Sus palabras son como un artilugio incendiario. Me arde la sangre. Se inclina, me besa suavemente y me chupa el labio inferior.
—Quiero morder este labio —murmura sin despegarse de mi boca.
Y tira de él con los dientes cuidadosamente. Gimo y sonríe.
—Por favor, Ana, déjame hacerte el amor.
—Sí —susurro.
Para eso estoy aquí. Veo su sonrisa triunfante cuando me suelta, me coge de la mano y me conduce a través de la casa.
Su dormitorio es grande. Desde los ventanales se ven los iluminados rascacielos de Seattle. Las paredes son blancas, y los accesorios, azul claro. La enorme cama es ultramoderna, de madera maciza de color gris, con cuatro postes pero sin dosel. En la pared de la cabecera hay un impresionante paisaje marino.
Estoy temblando como una hoja. Ya está. Por fin, después de tanto tiempo, voy a hacerlo, y nada menos que con Christian Grey. Respiro entrecortadamente y no puedo apartar los ojos de él. Se quita el reloj y lo deja encima de una cómoda a juego con la cama. Luego se quita la americana y la deja en una silla. Lleva la camisa blanca de lino y unos vaqueros. Es guapo hasta perder el sentido. Su pelo cobrizo está alborotado y le cuelga la camisa… Sus ojos grises son audaces y brillantes. Se quita las Converse y se inclina para quitarse también los calcetines. Los pies de Christian Grey… Uau… ¿Qué tendrán los pies descalzos? Se gira y me mira con expresión dulce.
—Supongo que no tomas la píldora.
¿Qué? Mierda.
—Me temo que no.
Abre el primer cajón y saca una caja de condones. Me mira fijamente.
—Tienes que estar preparada —murmura—. ¿Quieres que cierre las persianas?
—No me importa —susurro—. Creía que no permitías a nadie dormir en tu cama.
—¿Quién ha dicho que vamos a dormir? —murmura.
—Oh.
Madre mía.
Se acerca a mí despacio. Está muy seguro de sí mismo, muy sexy, y le brillan los ojos. El corazón se me dispara y la sangre me bombea por todo el cuerpo. El deseo, un deseo caliente e intenso, me invade el vientre. Se detiene frente a mí y me mira a los ojos. Oh, es tan sexy…

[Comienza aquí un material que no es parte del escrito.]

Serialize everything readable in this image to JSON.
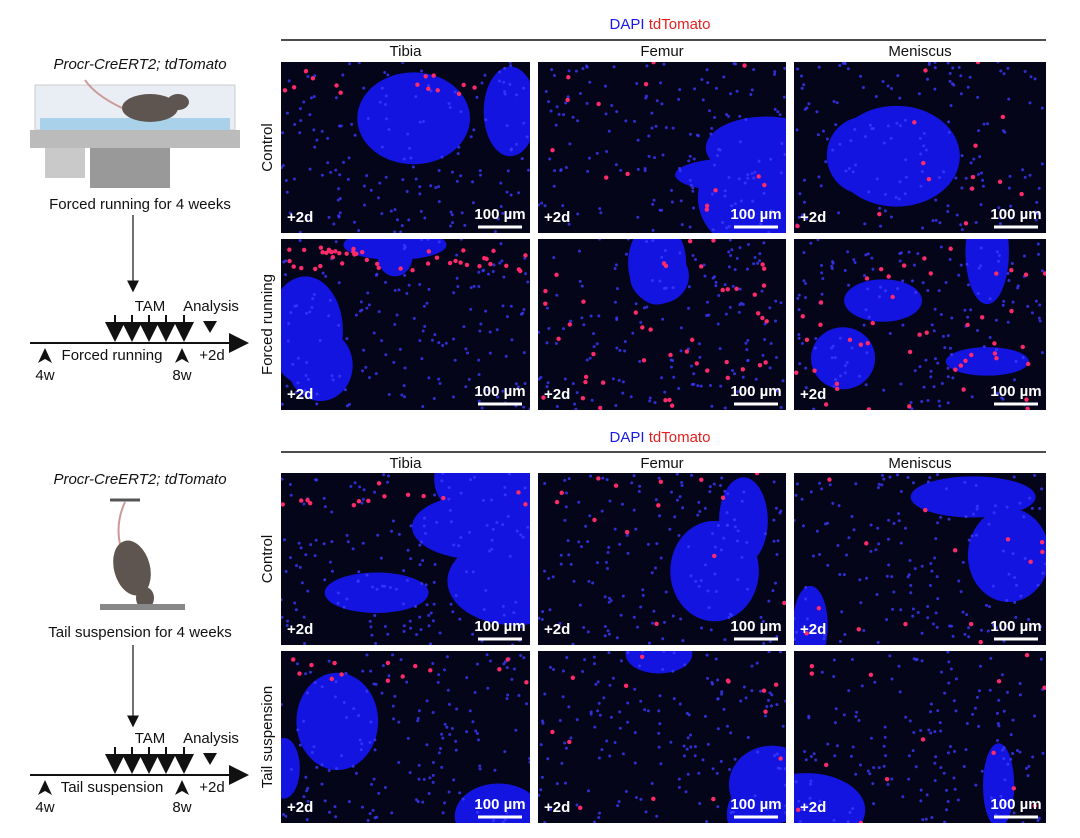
{
  "panels": [
    {
      "genotype": "Procr-CreERT2; tdTomato",
      "caption": "Forced running for 4 weeks",
      "timeline": {
        "treatment_label": "TAM",
        "analysis_label": "Analysis",
        "period_label": "Forced running",
        "start_label": "4w",
        "end_label": "8w",
        "chase_label": "+2d"
      },
      "stain": {
        "dapi": "DAPI",
        "tdtomato": "tdTomato"
      },
      "columns": [
        "Tibia",
        "Femur",
        "Meniscus"
      ],
      "rows": [
        {
          "label": "Control",
          "images": [
            {
              "time": "+2d",
              "scale_bar": "100 µm"
            },
            {
              "time": "+2d",
              "scale_bar": "100 µm"
            },
            {
              "time": "+2d",
              "scale_bar": "100 µm"
            }
          ]
        },
        {
          "label": "Forced running",
          "images": [
            {
              "time": "+2d",
              "scale_bar": "100 µm"
            },
            {
              "time": "+2d",
              "scale_bar": "100 µm"
            },
            {
              "time": "+2d",
              "scale_bar": "100 µm"
            }
          ]
        }
      ]
    },
    {
      "genotype": "Procr-CreERT2; tdTomato",
      "caption": "Tail suspension for 4 weeks",
      "timeline": {
        "treatment_label": "TAM",
        "analysis_label": "Analysis",
        "period_label": "Tail suspension",
        "start_label": "4w",
        "end_label": "8w",
        "chase_label": "+2d"
      },
      "stain": {
        "dapi": "DAPI",
        "tdtomato": "tdTomato"
      },
      "columns": [
        "Tibia",
        "Femur",
        "Meniscus"
      ],
      "rows": [
        {
          "label": "Control",
          "images": [
            {
              "time": "+2d",
              "scale_bar": "100 µm"
            },
            {
              "time": "+2d",
              "scale_bar": "100 µm"
            },
            {
              "time": "+2d",
              "scale_bar": "100 µm"
            }
          ]
        },
        {
          "label": "Tail suspension",
          "images": [
            {
              "time": "+2d",
              "scale_bar": "100 µm"
            },
            {
              "time": "+2d",
              "scale_bar": "100 µm"
            },
            {
              "time": "+2d",
              "scale_bar": "100 µm"
            }
          ]
        }
      ]
    }
  ]
}
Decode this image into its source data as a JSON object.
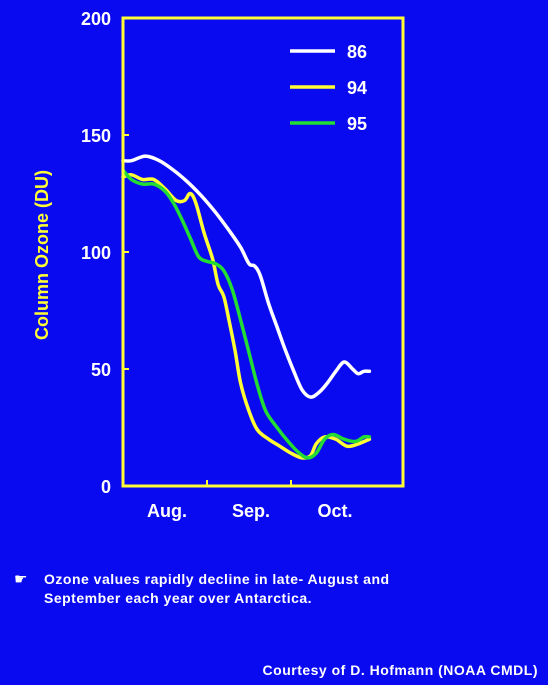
{
  "chart_data": {
    "type": "line",
    "ylabel": "Column Ozone (DU)",
    "xlabel": "",
    "ylim": [
      0,
      200
    ],
    "yticks": [
      0,
      50,
      100,
      150,
      200
    ],
    "x_month_labels": [
      "Aug.",
      "Sep.",
      "Oct."
    ],
    "x_domain_days": [
      0,
      100
    ],
    "month_label_positions_days": [
      15,
      45,
      75
    ],
    "grid": false,
    "legend_position": "top-right",
    "series": [
      {
        "name": "86",
        "color": "#ffffff",
        "points": [
          [
            0,
            139
          ],
          [
            3,
            139
          ],
          [
            8,
            141
          ],
          [
            13,
            139
          ],
          [
            18,
            135
          ],
          [
            23,
            130
          ],
          [
            28,
            124
          ],
          [
            33,
            117
          ],
          [
            38,
            109
          ],
          [
            42,
            102
          ],
          [
            45,
            95
          ],
          [
            47,
            94
          ],
          [
            49,
            90
          ],
          [
            52,
            78
          ],
          [
            55,
            68
          ],
          [
            58,
            58
          ],
          [
            61,
            49
          ],
          [
            64,
            41
          ],
          [
            67,
            38
          ],
          [
            70,
            40
          ],
          [
            73,
            44
          ],
          [
            76,
            49
          ],
          [
            79,
            53
          ],
          [
            82,
            50
          ],
          [
            84,
            48
          ],
          [
            86,
            49
          ],
          [
            88,
            49
          ]
        ]
      },
      {
        "name": "94",
        "color": "#ffff33",
        "points": [
          [
            0,
            132
          ],
          [
            3,
            133
          ],
          [
            7,
            131
          ],
          [
            11,
            131
          ],
          [
            15,
            127
          ],
          [
            19,
            122
          ],
          [
            22,
            122
          ],
          [
            24,
            125
          ],
          [
            26,
            121
          ],
          [
            29,
            108
          ],
          [
            32,
            97
          ],
          [
            34,
            86
          ],
          [
            36,
            81
          ],
          [
            38,
            70
          ],
          [
            40,
            58
          ],
          [
            42,
            44
          ],
          [
            45,
            32
          ],
          [
            48,
            24
          ],
          [
            52,
            20
          ],
          [
            56,
            17
          ],
          [
            60,
            14
          ],
          [
            64,
            12
          ],
          [
            67,
            13
          ],
          [
            69,
            18
          ],
          [
            72,
            21
          ],
          [
            76,
            20
          ],
          [
            80,
            17
          ],
          [
            84,
            18
          ],
          [
            88,
            20
          ]
        ]
      },
      {
        "name": "95",
        "color": "#22dd33",
        "points": [
          [
            0,
            135
          ],
          [
            3,
            131
          ],
          [
            7,
            129
          ],
          [
            11,
            129
          ],
          [
            15,
            126
          ],
          [
            18,
            121
          ],
          [
            21,
            114
          ],
          [
            24,
            106
          ],
          [
            27,
            98
          ],
          [
            30,
            96
          ],
          [
            33,
            95
          ],
          [
            36,
            92
          ],
          [
            39,
            84
          ],
          [
            42,
            71
          ],
          [
            45,
            57
          ],
          [
            48,
            43
          ],
          [
            51,
            32
          ],
          [
            55,
            25
          ],
          [
            59,
            19
          ],
          [
            63,
            14
          ],
          [
            66,
            12
          ],
          [
            69,
            14
          ],
          [
            72,
            20
          ],
          [
            75,
            22
          ],
          [
            79,
            20
          ],
          [
            83,
            19
          ],
          [
            86,
            21
          ],
          [
            88,
            21
          ]
        ]
      }
    ]
  },
  "caption": {
    "bullet_icon": "pointing-hand-icon",
    "bullet_glyph": "☛",
    "line1": "Ozone values rapidly decline in late- August and",
    "line2": "September each year over Antarctica."
  },
  "credit": "Courtesy of D. Hofmann (NOAA CMDL)",
  "colors": {
    "background": "#0a0af0",
    "axis": "#ffff33",
    "text": "#ffffff"
  }
}
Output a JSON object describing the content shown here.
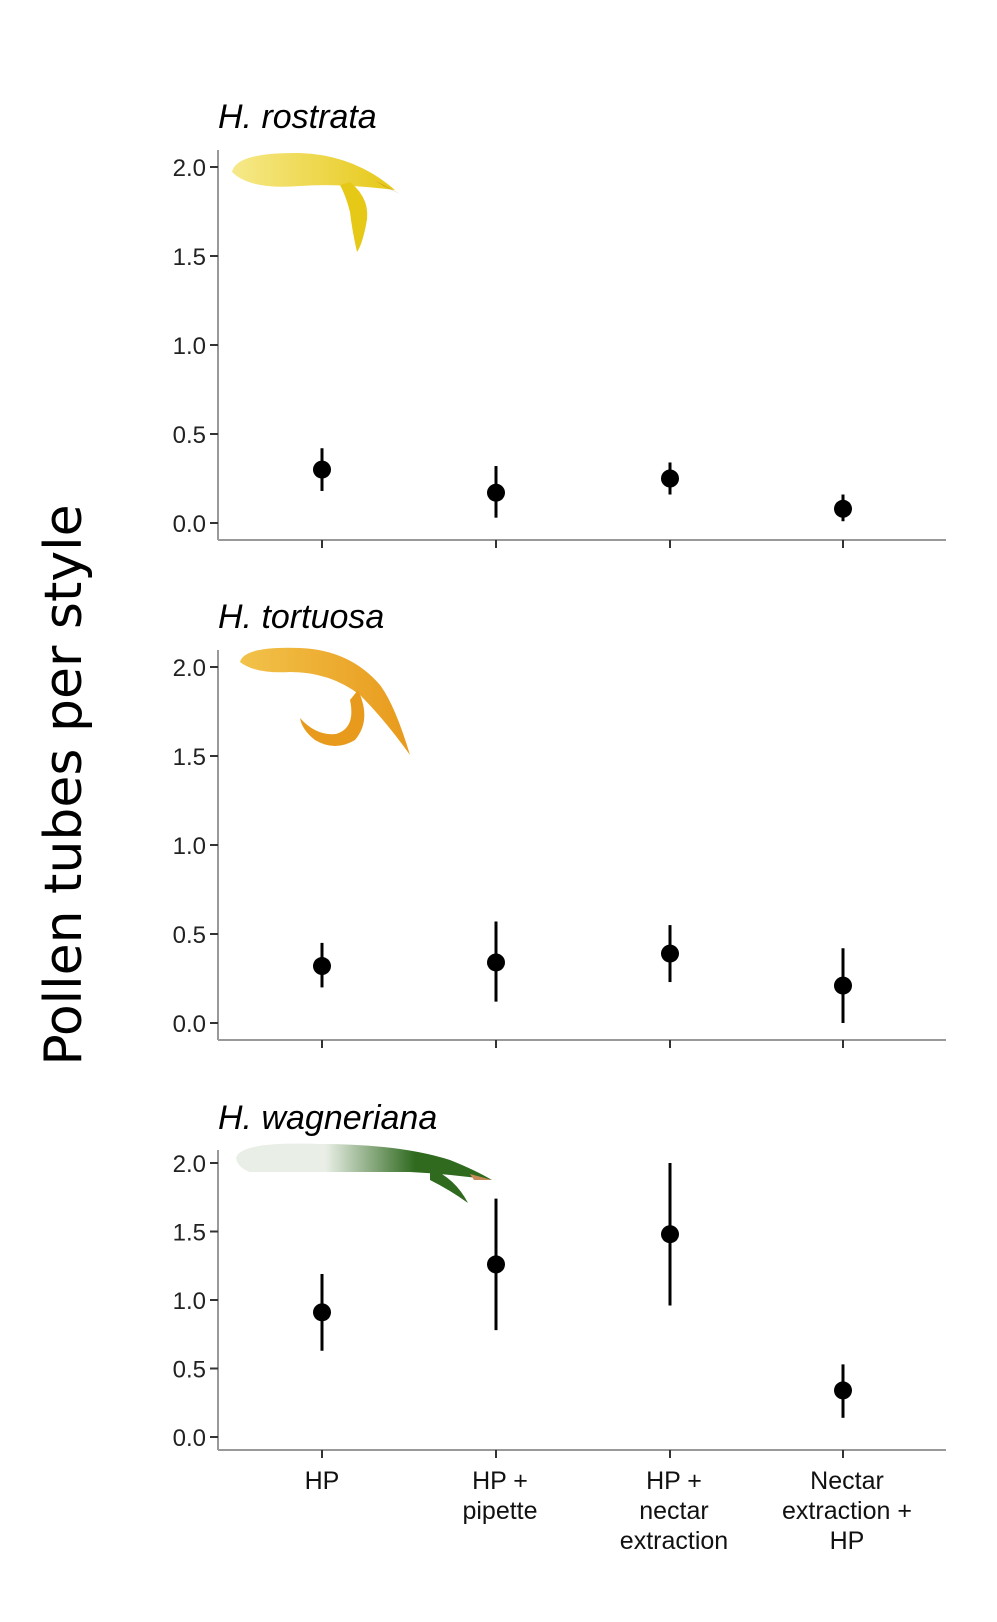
{
  "figure": {
    "ylabel": "Pollen tubes per style"
  },
  "chart_data": [
    {
      "type": "scatter",
      "title": "H. rostrata",
      "ylim": [
        0,
        2.0
      ],
      "yticks": [
        "0.0",
        "0.5",
        "1.0",
        "1.5",
        "2.0"
      ],
      "categories": [
        "HP",
        "HP + pipette",
        "HP + nectar extraction",
        "Nectar extraction + HP"
      ],
      "values": [
        0.3,
        0.17,
        0.25,
        0.08
      ],
      "err_low": [
        0.18,
        0.03,
        0.16,
        0.01
      ],
      "err_high": [
        0.42,
        0.32,
        0.34,
        0.16
      ],
      "flower_colors": [
        "#f6e98a",
        "#e6c817"
      ],
      "grid": false
    },
    {
      "type": "scatter",
      "title": "H. tortuosa",
      "ylim": [
        0,
        2.0
      ],
      "yticks": [
        "0.0",
        "0.5",
        "1.0",
        "1.5",
        "2.0"
      ],
      "categories": [
        "HP",
        "HP + pipette",
        "HP + nectar extraction",
        "Nectar extraction + HP"
      ],
      "values": [
        0.32,
        0.34,
        0.39,
        0.21
      ],
      "err_low": [
        0.2,
        0.12,
        0.23,
        0.0
      ],
      "err_high": [
        0.45,
        0.57,
        0.55,
        0.42
      ],
      "flower_colors": [
        "#f2c24a",
        "#e89a1c"
      ],
      "grid": false
    },
    {
      "type": "scatter",
      "title": "H. wagneriana",
      "ylim": [
        0,
        2.0
      ],
      "yticks": [
        "0.0",
        "0.5",
        "1.0",
        "1.5",
        "2.0"
      ],
      "categories": [
        "HP",
        "HP + pipette",
        "HP + nectar extraction",
        "Nectar extraction + HP"
      ],
      "values": [
        0.91,
        1.26,
        1.48,
        0.34
      ],
      "err_low": [
        0.63,
        0.78,
        0.96,
        0.14
      ],
      "err_high": [
        1.19,
        1.74,
        2.0,
        0.53
      ],
      "flower_colors": [
        "#e9eee6",
        "#2f6a1f"
      ],
      "grid": false
    }
  ],
  "xtick_labels": [
    [
      "HP"
    ],
    [
      "HP +",
      "pipette"
    ],
    [
      "HP +",
      "nectar",
      "extraction"
    ],
    [
      "Nectar",
      "extraction +",
      "HP"
    ]
  ]
}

—Vamos a quitarte la chaqueta, si te parece —me dice en voz baja.
Agarra las solapas y muy suavemente me desliza la chaqueta por los hombros y la deja en la silla.
—¿Tienes idea de lo mucho que te deseo, Ana Steele? —me susurra.
Se me corta la respiración. No puedo apartar mis ojos de los suyos. Alza una mano y me pasa suavemente los dedos por la mejilla hasta el mentón.
—¿Tienes idea de lo que voy a hacerte? —añade acariciándome la barbilla.
Los músculos de mi parte más profunda y oscura se tensan con infinito placer. El dolor es tan dulce y tan agudo que quiero cerrar los ojos, pero los suyos, que me miran ardientes, me hipnotizan. Se inclina y me besa. Sus labios exigentes, firmes y lentos se acoplan a los míos. Empieza a desabrocharme la blusa besándome ligeramente la mandíbula, la barbilla y las comisuras de la boca. Me la quita muy despacio y la deja caer al suelo. Se aparta un poco y me observa. Por suerte, llevo el sujetador azul cielo de encaje, que me queda estupendo.
—Ana… —me dice—. Tienes una piel preciosa, blanca y perfecta. Quiero besártela centímetro a centímetro.
Me ruborizo. Madre mía… ¿Por qué me dijo que no podía hacer el amor? Haré lo que me pida. Me agarra de la coleta, la deshace y jadea cuando la melena me cae en cascada sobre los hombros.
—Me gustan las morenas —murmura.
Mete las dos manos entre mis cabellos y me sujeta la cabeza. Su beso es exigente, su lengua y sus labios, persuasivos. Gimo y mi lengua indecisa se encuentra con la suya. Me rodea con sus brazos, me acerca su cuerpo y me aprieta muy fuerte. Una mano sigue en mi pelo, y la otra me recorre la columna hasta la cintura y sigue avanzando, sigue la curva de mi trasero y me empuja suavemente contra sus caderas. Siento su erección, que empuja lánguidamente contra mi cuerpo.